For a few days after the battle 53rd Division was employed in clearing the battlefield and working on the Nablus road. It then moved back by way of Tell 'Asur (26 September) to Ramla (12 October). On 27 October it entrained for Alexandria and was en route when the campaign was ended by the Armistice of Mudros.
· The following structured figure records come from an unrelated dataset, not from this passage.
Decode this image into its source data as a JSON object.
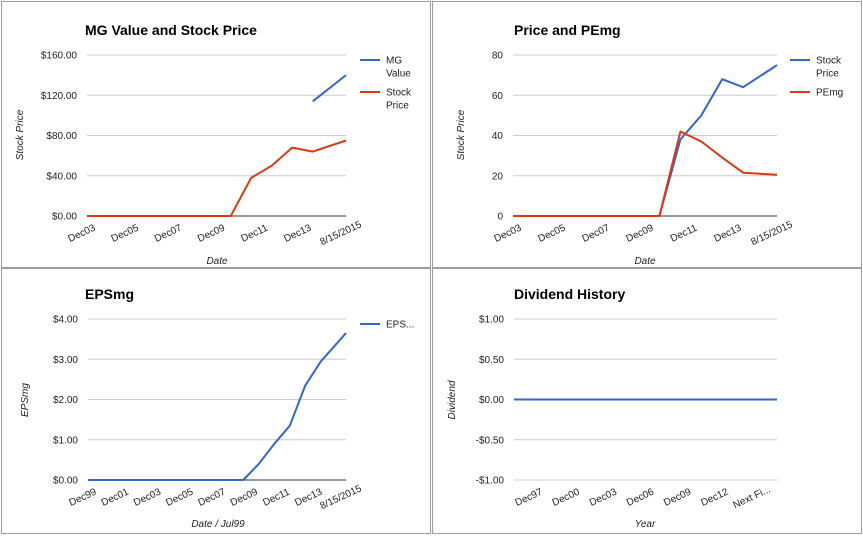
{
  "chart_data": [
    {
      "type": "line",
      "title": "MG Value and Stock Price",
      "xlabel": "Date",
      "ylabel": "Stock Price",
      "x_ticks": [
        "Dec03",
        "Dec05",
        "Dec07",
        "Dec09",
        "Dec11",
        "Dec13",
        "8/15/2015"
      ],
      "y_ticks": [
        "$0.00",
        "$40.00",
        "$80.00",
        "$120.00",
        "$160.00"
      ],
      "ylim": [
        0,
        160
      ],
      "grid": true,
      "legend_position": "right",
      "series": [
        {
          "name": "MG Value",
          "color": "#3366cc",
          "x": [
            "2014",
            "2015-08-15"
          ],
          "values": [
            114,
            140
          ]
        },
        {
          "name": "Stock Price",
          "color": "#dc3912",
          "x": [
            "2003",
            "2004",
            "2005",
            "2006",
            "2007",
            "2008",
            "2009",
            "2010",
            "2011",
            "2012",
            "2013",
            "2014",
            "2015-08-15"
          ],
          "values": [
            0,
            0,
            0,
            0,
            0,
            0,
            0,
            0,
            38,
            50,
            68,
            64,
            75
          ]
        }
      ]
    },
    {
      "type": "line",
      "title": "Price and PEmg",
      "xlabel": "Date",
      "ylabel": "Stock Price",
      "x_ticks": [
        "Dec03",
        "Dec05",
        "Dec07",
        "Dec09",
        "Dec11",
        "Dec13",
        "8/15/2015"
      ],
      "y_ticks": [
        "0",
        "20",
        "40",
        "60",
        "80"
      ],
      "ylim": [
        0,
        80
      ],
      "grid": true,
      "legend_position": "right",
      "series": [
        {
          "name": "Stock Price",
          "color": "#3366cc",
          "x": [
            "2003",
            "2004",
            "2005",
            "2006",
            "2007",
            "2008",
            "2009",
            "2010",
            "2011",
            "2012",
            "2013",
            "2014",
            "2015-08-15"
          ],
          "values": [
            0,
            0,
            0,
            0,
            0,
            0,
            0,
            0,
            38,
            50,
            68,
            64,
            75
          ]
        },
        {
          "name": "PEmg",
          "color": "#dc3912",
          "x": [
            "2003",
            "2004",
            "2005",
            "2006",
            "2007",
            "2008",
            "2009",
            "2010",
            "2011",
            "2012",
            "2013",
            "2014",
            "2015-08-15"
          ],
          "values": [
            0,
            0,
            0,
            0,
            0,
            0,
            0,
            0,
            42,
            37,
            29,
            21.5,
            20.5
          ]
        }
      ]
    },
    {
      "type": "line",
      "title": "EPSmg",
      "xlabel": "Date / Jul99",
      "ylabel": "EPSmg",
      "x_ticks": [
        "Dec99",
        "Dec01",
        "Dec03",
        "Dec05",
        "Dec07",
        "Dec09",
        "Dec11",
        "Dec13",
        "8/15/2015"
      ],
      "y_ticks": [
        "$0.00",
        "$1.00",
        "$2.00",
        "$3.00",
        "$4.00"
      ],
      "ylim": [
        0,
        4
      ],
      "grid": true,
      "legend_position": "right",
      "series": [
        {
          "name": "EPS...",
          "color": "#3366cc",
          "x": [
            "1999",
            "2000",
            "2001",
            "2002",
            "2003",
            "2004",
            "2005",
            "2006",
            "2007",
            "2008",
            "2009",
            "2010",
            "2011",
            "2012",
            "2013",
            "2014",
            "2015-08-15"
          ],
          "values": [
            0,
            0,
            0,
            0,
            0,
            0,
            0,
            0,
            0,
            0,
            0,
            0.4,
            0.9,
            1.35,
            2.35,
            2.95,
            3.65
          ]
        }
      ]
    },
    {
      "type": "line",
      "title": "Dividend History",
      "xlabel": "Year",
      "ylabel": "Dividend",
      "x_ticks": [
        "Dec97",
        "Dec00",
        "Dec03",
        "Dec06",
        "Dec09",
        "Dec12",
        "Next Fi..."
      ],
      "y_ticks": [
        "-$1.00",
        "-$0.50",
        "$0.00",
        "$0.50",
        "$1.00"
      ],
      "ylim": [
        -1,
        1
      ],
      "grid": true,
      "legend_position": "none",
      "series": [
        {
          "color": "#3366cc",
          "x": [
            "1996",
            "2016"
          ],
          "values": [
            0,
            0
          ]
        }
      ]
    }
  ]
}
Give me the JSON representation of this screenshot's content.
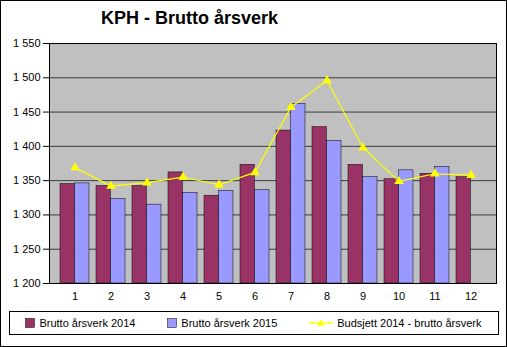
{
  "chart_data": {
    "type": "bar",
    "title": "KPH - Brutto årsverk",
    "categories": [
      "1",
      "2",
      "3",
      "4",
      "5",
      "6",
      "7",
      "8",
      "9",
      "10",
      "11",
      "12"
    ],
    "series": [
      {
        "name": "Brutto årsverk 2014",
        "type": "bar",
        "color": "#993366",
        "values": [
          1345,
          1342,
          1342,
          1362,
          1328,
          1373,
          1423,
          1428,
          1373,
          1352,
          1360,
          1355
        ]
      },
      {
        "name": "Brutto årsverk 2015",
        "type": "bar",
        "color": "#9999ff",
        "values": [
          1346,
          1323,
          1315,
          1332,
          1335,
          1336,
          1462,
          1408,
          1355,
          1365,
          1370,
          null
        ]
      },
      {
        "name": "Budsjett 2014 - brutto årsverk",
        "type": "line",
        "color": "#ffff00",
        "marker": "triangle",
        "values": [
          1369,
          1342,
          1347,
          1355,
          1344,
          1362,
          1457,
          1496,
          1398,
          1349,
          1360,
          1358
        ]
      }
    ],
    "ylim": [
      1200,
      1550
    ],
    "yticks": [
      {
        "value": 1200,
        "label": "1 200"
      },
      {
        "value": 1250,
        "label": "1 250"
      },
      {
        "value": 1300,
        "label": "1 300"
      },
      {
        "value": 1350,
        "label": "1 350"
      },
      {
        "value": 1400,
        "label": "1 400"
      },
      {
        "value": 1450,
        "label": "1 450"
      },
      {
        "value": 1500,
        "label": "1 500"
      },
      {
        "value": 1550,
        "label": "1 550"
      }
    ],
    "grid": true,
    "legend": "bottom"
  }
}
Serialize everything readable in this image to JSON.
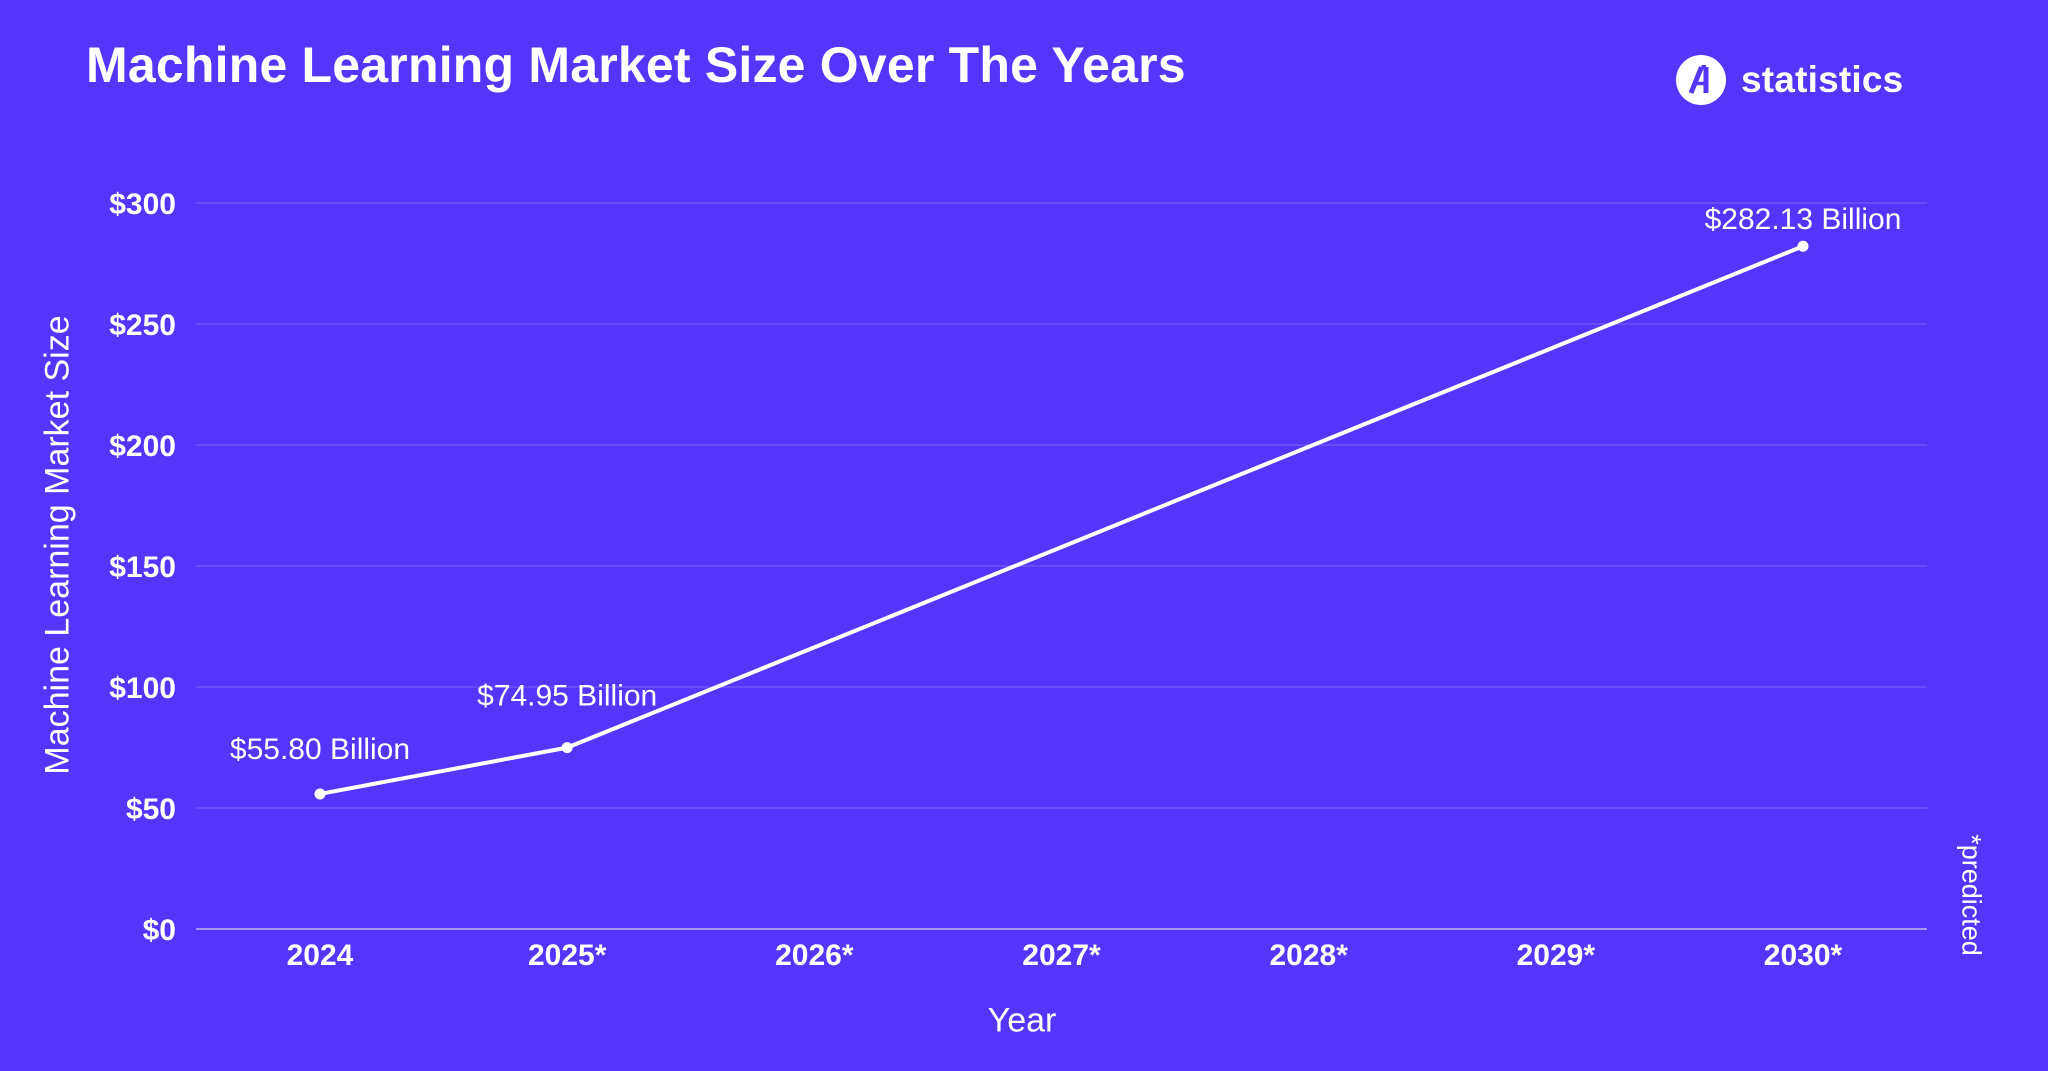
{
  "header": {
    "title": "Machine Learning Market Size Over The Years",
    "brand": "statistics"
  },
  "colors": {
    "background": "#5535FA",
    "text": "#FFFFFF",
    "series_line": "#FFFFFF",
    "gridline": "rgba(255,255,255,0.16)",
    "axis_line": "rgba(255,255,255,0.48)",
    "logo_circle": "#FFFFFF",
    "logo_glyph": "#5535FA"
  },
  "chart_data": {
    "type": "line",
    "title": "Machine Learning Market Size Over The Years",
    "xlabel": "Year",
    "ylabel": "Machine Learning Market Size",
    "annotation": "*predicted",
    "categories": [
      "2024",
      "2025*",
      "2026*",
      "2027*",
      "2028*",
      "2029*",
      "2030*"
    ],
    "ylim": [
      0,
      300
    ],
    "yticks": [
      {
        "label": "$0",
        "value": 0
      },
      {
        "label": "$50",
        "value": 50
      },
      {
        "label": "$100",
        "value": 100
      },
      {
        "label": "$150",
        "value": 150
      },
      {
        "label": "$200",
        "value": 200
      },
      {
        "label": "$250",
        "value": 250
      },
      {
        "label": "$300",
        "value": 300
      }
    ],
    "grid": true,
    "legend": false,
    "series": [
      {
        "points": [
          {
            "category": "2024",
            "value": 55.8,
            "label": "$55.80 Billion"
          },
          {
            "category": "2025*",
            "value": 74.95,
            "label": "$74.95 Billion"
          },
          {
            "category": "2030*",
            "value": 282.13,
            "label": "$282.13 Billion"
          }
        ]
      }
    ]
  }
}
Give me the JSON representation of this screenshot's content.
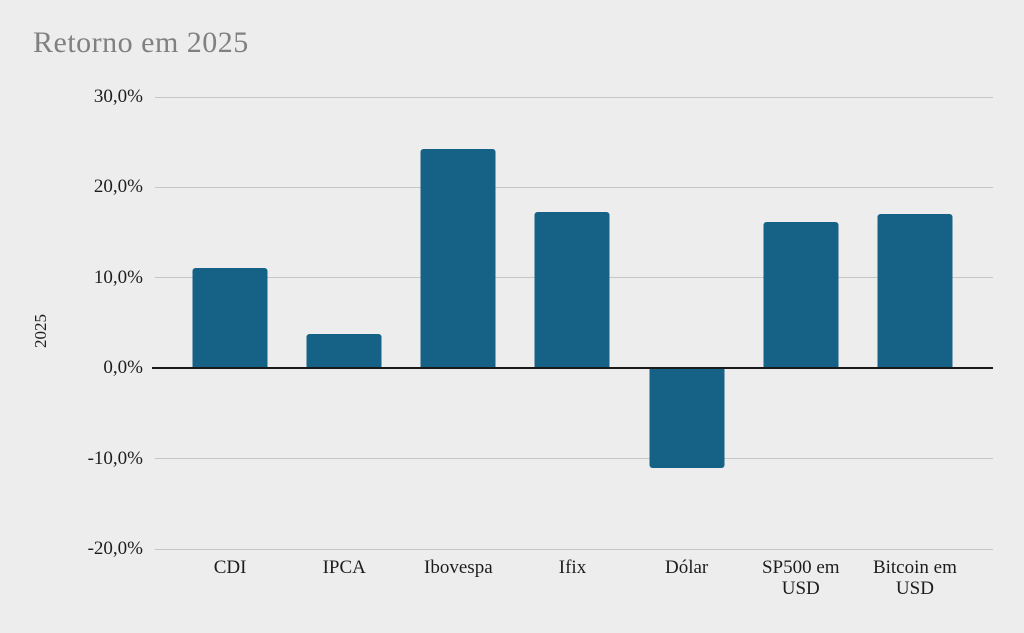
{
  "title": "Retorno em 2025",
  "colors": {
    "background": "#EDEDED",
    "bar": "#166286",
    "gridline": "#C6C6C6",
    "zero_axis": "#1A1A1A",
    "title_text": "#808080",
    "axis_text": "#1D1D1D"
  },
  "chart_data": {
    "type": "bar",
    "title": "Retorno em 2025",
    "series_name": "2025",
    "categories": [
      "CDI",
      "IPCA",
      "Ibovespa",
      "Ifix",
      "Dólar",
      "SP500 em\nUSD",
      "Bitcoin em\nUSD"
    ],
    "values": [
      11.1,
      3.8,
      24.3,
      17.3,
      -11.0,
      16.2,
      17.1
    ],
    "value_unit": "%",
    "xlabel": "",
    "ylabel": "2025",
    "ylim": [
      -20,
      30
    ],
    "yticks": [
      {
        "value": 30,
        "label": "30,0%"
      },
      {
        "value": 20,
        "label": "20,0%"
      },
      {
        "value": 10,
        "label": "10,0%"
      },
      {
        "value": 0,
        "label": "0,0%"
      },
      {
        "value": -10,
        "label": "-10,0%"
      },
      {
        "value": -20,
        "label": "-20,0%"
      }
    ],
    "grid": true,
    "legend_position": "none"
  }
}
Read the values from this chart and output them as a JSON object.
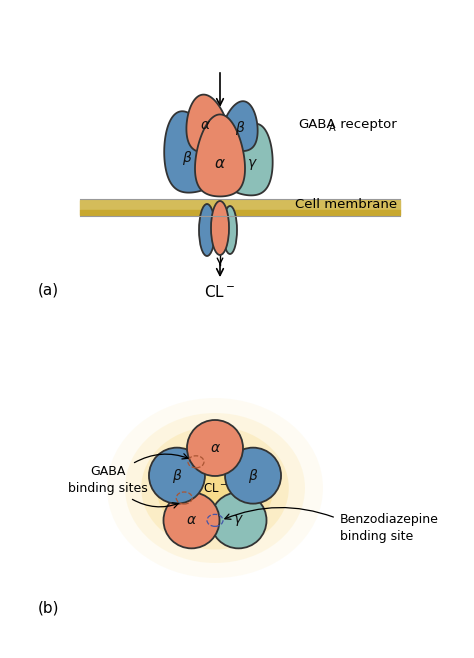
{
  "bg_color": "#ffffff",
  "salmon_color": "#E8896A",
  "blue_color": "#5B8DB8",
  "teal_color": "#8CBFB8",
  "outline_color": "#333333",
  "glow_color": "#F5C842",
  "panel_a_label": "(a)",
  "panel_b_label": "(b)",
  "cell_membrane_label": "Cell membrane",
  "gaba_receptor_label1": "GABA",
  "gaba_receptor_label2": "A receptor",
  "cl_minus_label": "CL",
  "gaba_binding_label": "GABA\nbinding sites",
  "benzo_binding_label": "Benzodiazepine\nbinding site",
  "cl_center_label": "CL",
  "mem_color1": "#D4BC5A",
  "mem_color2": "#C8A830",
  "figw": 4.74,
  "figh": 6.58,
  "dpi": 100
}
Orders for demobilisation arrived on 20 December and Indian units began to leave. By 7 March 1919 159th Brigade had been reduced to a cadre. On 15 June the last British cadres moved to Port Said for transport home.

===Brigade commanders===
The following officers commanded the brigade during World War I:
- Colonel E.A. Cowans, appointed 25 June 1914, promoted to Brigadier-General 5 August 1914 on the outbreak of war; wounded 14 August 1915
- Lieutenant-Colonel H. Backhouse (7th Cheshire), acting, 14 August 1915
- Brig-Gen W.J.C. Butler, 24 August 1914
- Brig-Gen A.E. Cowans resumed command 21 September 1915; invalided 12 November 1915
- Lt-Col G.H. Swindells (4th Cheshire), acting, 12 November 1915
- Brig-Gen R.O'B. Taylor, 19 November 1915
- Lt-Col H.J. Kinsman, acting, 27 March 1916
- Brig-Gen J.H.Du B. Travers, 29 March 1916, sick 27 October 1917
- Lt-Col H.M. Lawrence (7th Cheshire), acting, 27 October 1917
- Brig-Gen Noel Money (formerly 2/4th Royal West Kent Regiment), 28 October 1917

==Postwar==
The TF was reformed in 1920 and then reorganised as the Territorial Army (TA) in 1921. 53rd (Welsh) Division was reconstituted, but 159th Brigade was now subtitled '(Welsh Border)' and comprised battalions of the Herefordshire Regiment and the Monmouthshire Regiment. Of the four battalions of the original Cheshire Brigade, the 4th and 5th Cheshires had been amalgamated, and the 6th Cheshires had been merged into an artillery unit. The two remaining battalions (4th/5th (Earl of Chester's) and 7th Bns) formed part of 166th (South Lancashire and Cheshire) Infantry Brigade in 55th (West Lancashire) Infantry Division. By the outbreak of the Second World War the TA battalions of the Cheshires had reorganised as unbrigaded divisional machine gun battalions and 166th Brigade had dropped the 'Cheshire' part of its subtitle.

During the Second World War, the 159th (Welsh Border) Infantry Brigade served with 11th Armoured Division in the campaign in North West Europe.